I don't recall if I posted this.
cecil


Thirty Years of Fluxing Around - Cecil Touchon 1975-2005

  <>There are those things which artists often do as their ‘serious work’ and then there are all of the other things they do when they are playing and messing around in the studio or when hanging out with other artists. That range of other things tends to be fluxus-like in nature. More concept based, experimental, contemplative, humorous, and expressed in a kind of private short hand. When translated into a more public language you have work that may appear unfinished, tentative, and with a lot of open ended and very loose ends. I think of this kind of art making as more conversational than lecture-like in nature, more private, informal, ephemeral and downright immaterial. This kind of art activity is the product of a shared mercurial mind world where unfettered creativity, lucid imagination and the immediate cognition of a deeply intuitive mind are of the greatest value. I think this is why some like to relate Fluxus to Zen. I think Zen has a strong interest in this same range of mental activity in search of those moments of creative release and intuitive cognition of the spiritual world – a more fluid state that we are normally not cognizant of. Not that I can claim to know anything about Zen or for that matter Fluxus.  <>
A lot of the well known Fluxsters are well known in part because of their interest in performance, theatre and experimental music/sound. These things tend to be done live and in public via scheduled performances, festivals and the like.  <>
I am primarily a visual artist. While I have engaged in the occasional performance, they have always been in the form of a personal ritual accomplished for my own internal reasons and have required no one other than myself as their witness with the location usually being my studio or out in nature.  <>
It was never my fortune or misfortune to ever meet up with any well known Fluxus people in person. I have never been that interested. I have never been very interested in meeting anybody that didn’t find their way naturally into my life. Artists are happy to admire and interact from afar and across time and with the internet we are able to interact right in the contemporary moment with each other all over the world.  <>
So anything of mine that could be regarded as Fluxus-like over the years was developed in relative isolation until coming across the fluxlist gang on the internet around 1998-99. When I did I was amazed to find a family of people still working who shared a very strong affinity with my way of seeing the world.  <>
I spend a lot of time with Fluxus after that and was especially moved by Ken Friedman’s amazingly clear headed way of looking at things.
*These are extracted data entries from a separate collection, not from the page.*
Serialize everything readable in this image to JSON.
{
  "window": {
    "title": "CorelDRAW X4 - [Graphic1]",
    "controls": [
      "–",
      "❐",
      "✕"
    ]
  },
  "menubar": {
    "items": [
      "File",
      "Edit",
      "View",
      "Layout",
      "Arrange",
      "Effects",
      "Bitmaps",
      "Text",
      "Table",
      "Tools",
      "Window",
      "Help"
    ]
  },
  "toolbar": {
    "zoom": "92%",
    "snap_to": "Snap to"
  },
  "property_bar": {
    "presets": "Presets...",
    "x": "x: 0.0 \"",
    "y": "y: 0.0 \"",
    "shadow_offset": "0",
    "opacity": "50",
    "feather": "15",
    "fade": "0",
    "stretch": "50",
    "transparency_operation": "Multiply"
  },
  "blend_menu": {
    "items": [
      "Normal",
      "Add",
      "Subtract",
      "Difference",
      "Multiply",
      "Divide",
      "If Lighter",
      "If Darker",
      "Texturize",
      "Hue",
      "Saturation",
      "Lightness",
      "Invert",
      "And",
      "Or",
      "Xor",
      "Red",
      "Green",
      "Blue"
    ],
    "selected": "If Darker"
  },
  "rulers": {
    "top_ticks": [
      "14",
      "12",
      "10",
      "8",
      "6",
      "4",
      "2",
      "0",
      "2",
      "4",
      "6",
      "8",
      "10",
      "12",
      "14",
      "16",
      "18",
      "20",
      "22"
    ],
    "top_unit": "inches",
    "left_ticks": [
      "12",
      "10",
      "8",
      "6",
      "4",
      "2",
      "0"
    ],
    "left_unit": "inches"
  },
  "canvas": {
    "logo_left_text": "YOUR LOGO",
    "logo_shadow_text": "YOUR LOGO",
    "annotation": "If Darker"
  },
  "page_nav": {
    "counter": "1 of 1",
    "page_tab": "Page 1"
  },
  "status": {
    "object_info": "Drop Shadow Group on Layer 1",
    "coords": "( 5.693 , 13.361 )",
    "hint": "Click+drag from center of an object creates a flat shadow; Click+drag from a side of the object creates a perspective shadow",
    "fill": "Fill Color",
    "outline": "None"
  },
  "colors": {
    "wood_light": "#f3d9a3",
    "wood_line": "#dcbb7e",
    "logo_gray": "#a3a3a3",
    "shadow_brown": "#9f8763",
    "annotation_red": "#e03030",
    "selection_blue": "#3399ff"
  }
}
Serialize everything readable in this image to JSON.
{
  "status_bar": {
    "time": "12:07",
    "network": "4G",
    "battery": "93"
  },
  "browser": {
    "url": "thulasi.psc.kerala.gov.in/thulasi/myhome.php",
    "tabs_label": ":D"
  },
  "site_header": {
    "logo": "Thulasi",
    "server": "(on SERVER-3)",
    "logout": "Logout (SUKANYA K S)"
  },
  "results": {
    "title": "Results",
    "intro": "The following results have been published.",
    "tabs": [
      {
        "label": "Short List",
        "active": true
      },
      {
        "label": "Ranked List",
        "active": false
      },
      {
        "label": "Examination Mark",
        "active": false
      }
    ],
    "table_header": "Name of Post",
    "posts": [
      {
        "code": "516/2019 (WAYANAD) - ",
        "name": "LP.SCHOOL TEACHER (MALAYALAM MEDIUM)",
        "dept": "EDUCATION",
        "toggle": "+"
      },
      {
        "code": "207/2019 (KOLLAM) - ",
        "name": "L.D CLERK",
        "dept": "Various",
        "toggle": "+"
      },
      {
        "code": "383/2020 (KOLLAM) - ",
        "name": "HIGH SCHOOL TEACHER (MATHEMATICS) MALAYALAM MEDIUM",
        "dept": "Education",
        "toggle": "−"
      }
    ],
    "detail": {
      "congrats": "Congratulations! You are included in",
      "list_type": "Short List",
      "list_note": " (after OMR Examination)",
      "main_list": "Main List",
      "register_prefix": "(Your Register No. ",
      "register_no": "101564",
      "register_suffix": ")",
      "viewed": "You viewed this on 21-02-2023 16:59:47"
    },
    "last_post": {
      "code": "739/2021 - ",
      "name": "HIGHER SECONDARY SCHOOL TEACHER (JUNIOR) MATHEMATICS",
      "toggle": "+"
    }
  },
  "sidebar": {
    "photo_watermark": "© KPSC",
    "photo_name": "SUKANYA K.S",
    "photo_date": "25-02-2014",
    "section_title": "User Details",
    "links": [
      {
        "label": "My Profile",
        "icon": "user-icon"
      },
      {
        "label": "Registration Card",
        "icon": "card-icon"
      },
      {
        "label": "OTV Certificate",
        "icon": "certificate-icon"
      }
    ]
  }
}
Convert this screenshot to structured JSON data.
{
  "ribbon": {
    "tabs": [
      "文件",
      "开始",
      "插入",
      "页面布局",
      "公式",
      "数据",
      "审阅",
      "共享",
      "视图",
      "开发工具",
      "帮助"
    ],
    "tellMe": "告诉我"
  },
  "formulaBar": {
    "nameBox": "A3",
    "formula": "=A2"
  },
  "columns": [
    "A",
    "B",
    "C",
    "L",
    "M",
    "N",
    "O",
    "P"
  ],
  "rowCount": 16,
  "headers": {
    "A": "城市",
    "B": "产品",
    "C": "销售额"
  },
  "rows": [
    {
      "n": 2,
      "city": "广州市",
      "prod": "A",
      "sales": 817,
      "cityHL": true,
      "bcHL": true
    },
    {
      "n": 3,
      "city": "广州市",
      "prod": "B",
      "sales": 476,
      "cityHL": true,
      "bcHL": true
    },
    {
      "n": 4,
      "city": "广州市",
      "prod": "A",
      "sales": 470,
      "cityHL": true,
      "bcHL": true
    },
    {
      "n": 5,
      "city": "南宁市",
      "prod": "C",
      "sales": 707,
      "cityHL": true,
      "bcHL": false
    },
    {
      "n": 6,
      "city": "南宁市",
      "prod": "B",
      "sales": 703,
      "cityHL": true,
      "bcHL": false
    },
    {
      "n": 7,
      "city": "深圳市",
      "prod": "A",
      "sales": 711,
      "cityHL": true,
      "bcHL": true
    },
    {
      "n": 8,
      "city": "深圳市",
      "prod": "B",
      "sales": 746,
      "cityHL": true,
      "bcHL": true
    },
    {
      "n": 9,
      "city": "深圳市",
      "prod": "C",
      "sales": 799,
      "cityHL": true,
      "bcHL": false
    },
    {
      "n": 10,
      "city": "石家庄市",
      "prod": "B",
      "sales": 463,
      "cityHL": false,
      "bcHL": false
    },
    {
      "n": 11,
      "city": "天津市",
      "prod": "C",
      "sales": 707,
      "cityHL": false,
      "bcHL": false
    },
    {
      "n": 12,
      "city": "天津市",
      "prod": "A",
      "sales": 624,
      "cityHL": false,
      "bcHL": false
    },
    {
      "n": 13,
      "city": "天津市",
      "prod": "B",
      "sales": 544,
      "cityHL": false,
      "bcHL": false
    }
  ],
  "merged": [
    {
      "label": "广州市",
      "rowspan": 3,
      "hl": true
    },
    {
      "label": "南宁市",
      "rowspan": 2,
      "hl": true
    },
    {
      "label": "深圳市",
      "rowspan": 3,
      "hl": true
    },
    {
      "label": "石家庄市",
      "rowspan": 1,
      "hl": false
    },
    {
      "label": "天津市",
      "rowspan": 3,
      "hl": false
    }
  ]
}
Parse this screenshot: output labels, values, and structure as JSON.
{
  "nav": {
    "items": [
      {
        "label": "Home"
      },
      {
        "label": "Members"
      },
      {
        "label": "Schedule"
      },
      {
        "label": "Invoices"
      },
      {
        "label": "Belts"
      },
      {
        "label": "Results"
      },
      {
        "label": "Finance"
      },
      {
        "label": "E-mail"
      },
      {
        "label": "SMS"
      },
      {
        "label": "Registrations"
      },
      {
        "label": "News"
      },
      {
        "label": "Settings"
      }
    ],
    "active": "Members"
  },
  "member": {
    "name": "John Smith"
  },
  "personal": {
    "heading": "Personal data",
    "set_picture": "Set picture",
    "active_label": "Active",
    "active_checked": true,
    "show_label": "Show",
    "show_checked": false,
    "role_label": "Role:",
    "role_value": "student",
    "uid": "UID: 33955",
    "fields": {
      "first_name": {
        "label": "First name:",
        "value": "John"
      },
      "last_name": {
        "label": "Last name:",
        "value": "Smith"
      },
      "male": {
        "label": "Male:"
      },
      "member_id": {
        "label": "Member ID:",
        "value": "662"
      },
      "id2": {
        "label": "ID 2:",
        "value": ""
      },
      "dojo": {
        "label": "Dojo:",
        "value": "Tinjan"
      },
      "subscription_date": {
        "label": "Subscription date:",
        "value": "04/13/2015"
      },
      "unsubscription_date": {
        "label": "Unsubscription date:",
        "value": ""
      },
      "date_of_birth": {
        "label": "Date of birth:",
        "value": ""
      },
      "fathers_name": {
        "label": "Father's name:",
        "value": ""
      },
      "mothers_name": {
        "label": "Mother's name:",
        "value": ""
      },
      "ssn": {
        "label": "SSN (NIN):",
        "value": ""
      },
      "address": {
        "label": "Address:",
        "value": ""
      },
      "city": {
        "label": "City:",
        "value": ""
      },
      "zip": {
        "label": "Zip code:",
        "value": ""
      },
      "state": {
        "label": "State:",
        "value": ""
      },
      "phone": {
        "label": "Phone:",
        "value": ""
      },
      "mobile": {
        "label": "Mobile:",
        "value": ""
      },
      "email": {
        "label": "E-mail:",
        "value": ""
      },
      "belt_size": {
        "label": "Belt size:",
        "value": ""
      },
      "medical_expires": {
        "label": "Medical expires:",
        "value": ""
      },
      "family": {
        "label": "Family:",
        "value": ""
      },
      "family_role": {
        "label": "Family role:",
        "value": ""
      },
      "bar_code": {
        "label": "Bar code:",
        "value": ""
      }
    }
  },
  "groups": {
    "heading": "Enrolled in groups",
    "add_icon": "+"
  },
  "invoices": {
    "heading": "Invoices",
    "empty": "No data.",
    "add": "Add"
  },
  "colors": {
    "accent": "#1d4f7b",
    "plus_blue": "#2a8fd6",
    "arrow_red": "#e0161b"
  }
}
He may or may not be altogether right in all of his ideas – I really couldn’t say - but he is definitely clear headed about them and you have to admire that. I consider him an inspiration in my work since about the year 2000.  <>
My main Fluxus-like activities since that time are in the realm of collage poetry and collage sound works. I have also been compiling early works that fit the fluxus profile that go back to as early as 1975 meaning that this year 2005 represents a thirty year mark.  <>
Aside from these things, a broader activity of mine has been working to short circuit the idea that an art movement has a beginning, middle and end usually of a very short duration and involving a very small circle of associates. With the internet and mass communication I do not believe that movements have such a cut and dry history or that they involve so few people.  <>
I notice that things, especially ideas and the influence of objects that contain ideas, live in a continuum and spread like a virus into the minds of artists all over the world and across many generations. I do not believe historians want to deal with the fact that all art movements are still being played out by whatever artists decide to embody them. This spread across barriers I think is especially notable in Fluxus history with its use of an international mail network and the continued life and influence Fluxus clearly still has on the current internet generation.  <>
Art, since it is not fashion that is here today and gone tomorrow, moves in large multi generational waves and any artist is, at any given time, a conduit for one or several artistic trends. Artists embody the ideas that are still being played out and the tug is always between fresh, new adaptation and a love of nostalgic regress. Both have their place and should be experienced as pleasantly coexisting impulses.  <>
 So, as the old Fluxus starts to dry out a bit and wrinkle, new blood should feel free to pick up anything anywhere and continue happily along. Let no one stop you, time is a sharp blade, the field always remains freshly plowed.